2/10/20: Golden Road Brewing's Mango Cart

4:03 PM

I've had today's beer before. My opinion on it's fluctuating. Sure, there are times when I think it's pretty good. But there're also times when it's hella bad. I'll get into it. One thing's for sure, though: I'm drinking it because it's cheap. A local bottleshop is selling 15-count cases of it for $7. Now, I'm not the kind of person who'd let a deal like that slip away.


Second winter's hit Greater Cincinnati and the cold's got me in a summer mood. Let's say that's why I'm getting to this review today (between you and me, I had something I wanted to hit before this ale, but I'm okay with bumping that back for a bit). For now, I'm cranking up the city pop and cracking into my can of Golden Road's Mango Cart.

Golden Road is, above all else, owned by AB-InBev. Even in light of this, I'll be the first to say that they still make some damn fine beers (I'll credit Wolf Pup with finally getting me into IPAs). Not all their beers are damn fine but, again, I'll get into it.

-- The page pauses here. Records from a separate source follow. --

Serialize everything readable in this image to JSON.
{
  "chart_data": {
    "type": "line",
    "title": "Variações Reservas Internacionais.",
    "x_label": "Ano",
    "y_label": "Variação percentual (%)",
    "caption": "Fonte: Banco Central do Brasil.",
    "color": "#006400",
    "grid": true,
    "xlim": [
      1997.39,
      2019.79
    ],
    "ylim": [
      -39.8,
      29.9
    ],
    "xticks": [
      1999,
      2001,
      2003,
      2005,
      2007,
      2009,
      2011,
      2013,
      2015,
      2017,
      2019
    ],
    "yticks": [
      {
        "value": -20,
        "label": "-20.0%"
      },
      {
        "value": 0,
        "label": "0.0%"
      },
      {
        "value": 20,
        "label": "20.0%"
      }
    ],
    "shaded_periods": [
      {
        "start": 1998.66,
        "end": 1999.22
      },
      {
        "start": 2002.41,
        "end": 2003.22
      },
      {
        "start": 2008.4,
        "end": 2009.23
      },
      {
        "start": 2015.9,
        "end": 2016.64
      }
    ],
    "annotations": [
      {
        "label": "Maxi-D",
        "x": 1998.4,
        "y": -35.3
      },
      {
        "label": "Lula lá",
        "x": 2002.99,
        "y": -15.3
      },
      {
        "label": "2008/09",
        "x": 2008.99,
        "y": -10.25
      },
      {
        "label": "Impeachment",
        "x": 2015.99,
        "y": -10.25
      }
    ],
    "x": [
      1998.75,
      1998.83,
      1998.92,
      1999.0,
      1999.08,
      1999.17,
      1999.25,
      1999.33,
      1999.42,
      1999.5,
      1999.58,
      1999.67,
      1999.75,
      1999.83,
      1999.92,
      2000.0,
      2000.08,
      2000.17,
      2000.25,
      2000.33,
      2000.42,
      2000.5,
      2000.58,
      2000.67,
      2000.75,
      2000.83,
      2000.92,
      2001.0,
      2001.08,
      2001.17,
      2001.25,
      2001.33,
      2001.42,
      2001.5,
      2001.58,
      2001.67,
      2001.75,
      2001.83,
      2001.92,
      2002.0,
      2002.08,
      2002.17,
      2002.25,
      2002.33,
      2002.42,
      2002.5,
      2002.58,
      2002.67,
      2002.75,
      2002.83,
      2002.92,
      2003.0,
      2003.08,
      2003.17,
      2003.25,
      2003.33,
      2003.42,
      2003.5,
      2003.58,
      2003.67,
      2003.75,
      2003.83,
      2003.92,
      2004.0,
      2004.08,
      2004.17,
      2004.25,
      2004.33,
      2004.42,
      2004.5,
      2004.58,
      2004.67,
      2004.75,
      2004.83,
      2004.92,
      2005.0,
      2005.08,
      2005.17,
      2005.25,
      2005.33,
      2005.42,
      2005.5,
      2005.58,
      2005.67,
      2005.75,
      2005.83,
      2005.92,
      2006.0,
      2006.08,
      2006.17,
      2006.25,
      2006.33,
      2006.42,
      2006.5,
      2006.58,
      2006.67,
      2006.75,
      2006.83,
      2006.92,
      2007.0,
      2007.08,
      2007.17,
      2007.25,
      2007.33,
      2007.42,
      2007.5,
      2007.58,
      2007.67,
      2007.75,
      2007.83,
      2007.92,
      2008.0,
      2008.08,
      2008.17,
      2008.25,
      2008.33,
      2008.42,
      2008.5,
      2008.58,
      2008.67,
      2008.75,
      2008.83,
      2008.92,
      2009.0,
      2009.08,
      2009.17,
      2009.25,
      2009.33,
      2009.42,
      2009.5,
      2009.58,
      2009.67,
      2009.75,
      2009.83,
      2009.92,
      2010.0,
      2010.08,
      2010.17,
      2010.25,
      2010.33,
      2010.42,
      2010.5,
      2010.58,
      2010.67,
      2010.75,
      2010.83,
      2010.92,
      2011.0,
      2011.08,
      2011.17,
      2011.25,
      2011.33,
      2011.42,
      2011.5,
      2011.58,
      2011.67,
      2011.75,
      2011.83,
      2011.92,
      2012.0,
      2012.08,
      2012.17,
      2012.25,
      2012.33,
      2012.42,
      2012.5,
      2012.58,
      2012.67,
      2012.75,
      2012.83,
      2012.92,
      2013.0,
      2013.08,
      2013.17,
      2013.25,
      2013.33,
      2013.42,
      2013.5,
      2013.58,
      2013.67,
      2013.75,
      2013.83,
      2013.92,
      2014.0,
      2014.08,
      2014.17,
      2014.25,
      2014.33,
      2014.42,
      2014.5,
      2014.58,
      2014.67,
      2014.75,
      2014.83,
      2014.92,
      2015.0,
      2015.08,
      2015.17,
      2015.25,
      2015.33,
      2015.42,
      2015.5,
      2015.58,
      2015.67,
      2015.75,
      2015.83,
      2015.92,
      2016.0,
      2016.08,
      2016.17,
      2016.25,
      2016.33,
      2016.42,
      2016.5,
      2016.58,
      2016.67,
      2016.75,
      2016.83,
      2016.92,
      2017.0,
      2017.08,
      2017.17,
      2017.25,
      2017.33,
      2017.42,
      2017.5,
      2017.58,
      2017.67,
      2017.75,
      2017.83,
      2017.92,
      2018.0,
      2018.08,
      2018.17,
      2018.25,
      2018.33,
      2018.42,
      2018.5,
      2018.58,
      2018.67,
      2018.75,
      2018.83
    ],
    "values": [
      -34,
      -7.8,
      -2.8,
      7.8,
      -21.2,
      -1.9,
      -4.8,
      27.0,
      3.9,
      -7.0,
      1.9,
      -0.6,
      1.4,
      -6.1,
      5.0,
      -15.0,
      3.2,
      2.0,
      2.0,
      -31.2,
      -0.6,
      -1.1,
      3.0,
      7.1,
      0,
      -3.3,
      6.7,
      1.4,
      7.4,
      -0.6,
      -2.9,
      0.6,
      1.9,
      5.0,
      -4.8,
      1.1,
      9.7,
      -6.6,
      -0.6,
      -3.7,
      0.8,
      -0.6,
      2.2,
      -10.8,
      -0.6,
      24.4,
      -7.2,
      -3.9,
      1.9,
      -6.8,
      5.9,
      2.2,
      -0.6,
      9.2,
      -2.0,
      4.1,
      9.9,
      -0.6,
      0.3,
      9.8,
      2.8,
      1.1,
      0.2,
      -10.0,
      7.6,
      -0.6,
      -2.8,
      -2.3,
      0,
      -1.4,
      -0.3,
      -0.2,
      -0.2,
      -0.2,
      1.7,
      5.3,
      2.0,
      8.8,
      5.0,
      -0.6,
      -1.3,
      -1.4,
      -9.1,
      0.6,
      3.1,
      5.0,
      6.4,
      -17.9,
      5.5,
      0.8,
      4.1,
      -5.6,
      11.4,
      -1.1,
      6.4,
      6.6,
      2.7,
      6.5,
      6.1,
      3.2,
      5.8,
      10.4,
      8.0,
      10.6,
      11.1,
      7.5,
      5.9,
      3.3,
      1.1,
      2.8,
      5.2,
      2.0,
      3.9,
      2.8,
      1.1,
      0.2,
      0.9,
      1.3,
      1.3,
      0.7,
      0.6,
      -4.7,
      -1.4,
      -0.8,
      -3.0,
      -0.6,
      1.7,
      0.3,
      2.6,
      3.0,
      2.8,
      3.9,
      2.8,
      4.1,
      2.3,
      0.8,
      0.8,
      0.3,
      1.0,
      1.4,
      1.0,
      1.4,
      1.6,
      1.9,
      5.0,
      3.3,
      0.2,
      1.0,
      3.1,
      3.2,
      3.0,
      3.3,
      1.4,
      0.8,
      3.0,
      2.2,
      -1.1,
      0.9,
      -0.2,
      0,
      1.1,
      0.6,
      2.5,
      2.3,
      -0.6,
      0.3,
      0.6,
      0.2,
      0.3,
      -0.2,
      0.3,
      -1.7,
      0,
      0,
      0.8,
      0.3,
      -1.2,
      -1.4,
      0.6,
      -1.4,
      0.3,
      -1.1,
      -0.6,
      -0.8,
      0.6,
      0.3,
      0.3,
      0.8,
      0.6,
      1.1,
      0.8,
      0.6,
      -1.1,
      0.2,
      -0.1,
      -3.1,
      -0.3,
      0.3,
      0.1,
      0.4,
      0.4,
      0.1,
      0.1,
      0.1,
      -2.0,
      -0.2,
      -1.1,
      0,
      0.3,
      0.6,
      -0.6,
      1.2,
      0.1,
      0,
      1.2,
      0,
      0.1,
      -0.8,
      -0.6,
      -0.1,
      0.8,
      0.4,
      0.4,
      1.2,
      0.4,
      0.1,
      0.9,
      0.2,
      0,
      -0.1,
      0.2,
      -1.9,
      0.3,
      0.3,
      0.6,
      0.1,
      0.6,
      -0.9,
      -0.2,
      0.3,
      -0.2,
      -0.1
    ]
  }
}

Based in LA, Golden Road's (here's the link to their "About Us" page) been in operation since 2011. The operation, headed by Meg Gill, exploded pretty immediately. Within a year, they'd upgraded their 15-barrel brewhouse to a 50-barrel one. In 2015, the buyout from AB went through and you can now find Golden Road beers all over the place.

Mango Cart, available year-round, is the first in Golden Road's fruit cart series. Clocking in a 4% ABV, the wheat ale's chock full of mango aroma and flavor. While it's official page doesn't list mango as an ingredient anywhere, I'd be surprised if fruit was absent from the recipe.

The ale's nose is interesting. Yeah, I get the mango. I also get that wheaty quality (kind of like wet hay) that you find in every wheat beer. I'm also finding a mustardy/pickley quality, which isn't doing the ale any favors. It's not a bad bouquet, but it's not what you'd probably expect. Really, while I think this is inoffensive enough, I can definitely see why Purrl only gave it three whiffs.


Earthy mango. That's basically the best way I can describe the flavor of the beer. I've had mango done well in beers and cider before (Blake's El Chavo springs immediately to mind). The combination of the wheat and the mango isn't really a winning one. This isn't a flavor profile you'll be writing home about. And having that pickle aroma filling your nose as you go to take a swig? Decidedly not for everyone.

While I'm not a huge fan of how the mango and wheat pair in the flavor, the mouthfeel works surprisingly well. The creaminess of the wheat really supplies the mango with an extra something that makes it almost like mango-flavored ice cream or sorbet. Golden Road did well with this bit. Maybe thinking of how well the mouthfeel would turn out was the spark that got the beer going? I guess we'll never know.

On summer evenings I like to sit out on my porch. I'll grab a cushion for one of the chairs, leash up Lottie, steal a good summry brew from the fridge, and post up to enjoy the heat and the warm weather sounds around me. Maybe somebody'll be mowing their lawn. Maybe the cicadas'll be singing. Maybe kids'll be playing in the cul-de-sac around the way, the laughter carrying over the trees. No matter what, even if I'm wiping sweat from my brow every two minutes, it's a good time because I get to zone out and take in the summertime world. Mango Cart's a beer I could do that with, easy.

Okay, I said I'd get into it, so here we go. I have a complicated relationship with this beer. Sometimes, it's pretty okay. Like, a 7/10 okay. Others, it's down to a 2/10. I have no idea why. I could start a can not liking it and finish thinking I could go for another. That scenario could be reversed. Regardless, I can't really recommend Golden Road's Mango Cart. Unless, of course, you can get it for as cheap as I've been able to get it. Splitting the difference between my array of feelings about the ale, I'm giving it a 5.0/10. Seriously, only get this if it's less than 50¢/can. Or if you think pickled mango sounds like good beer fare.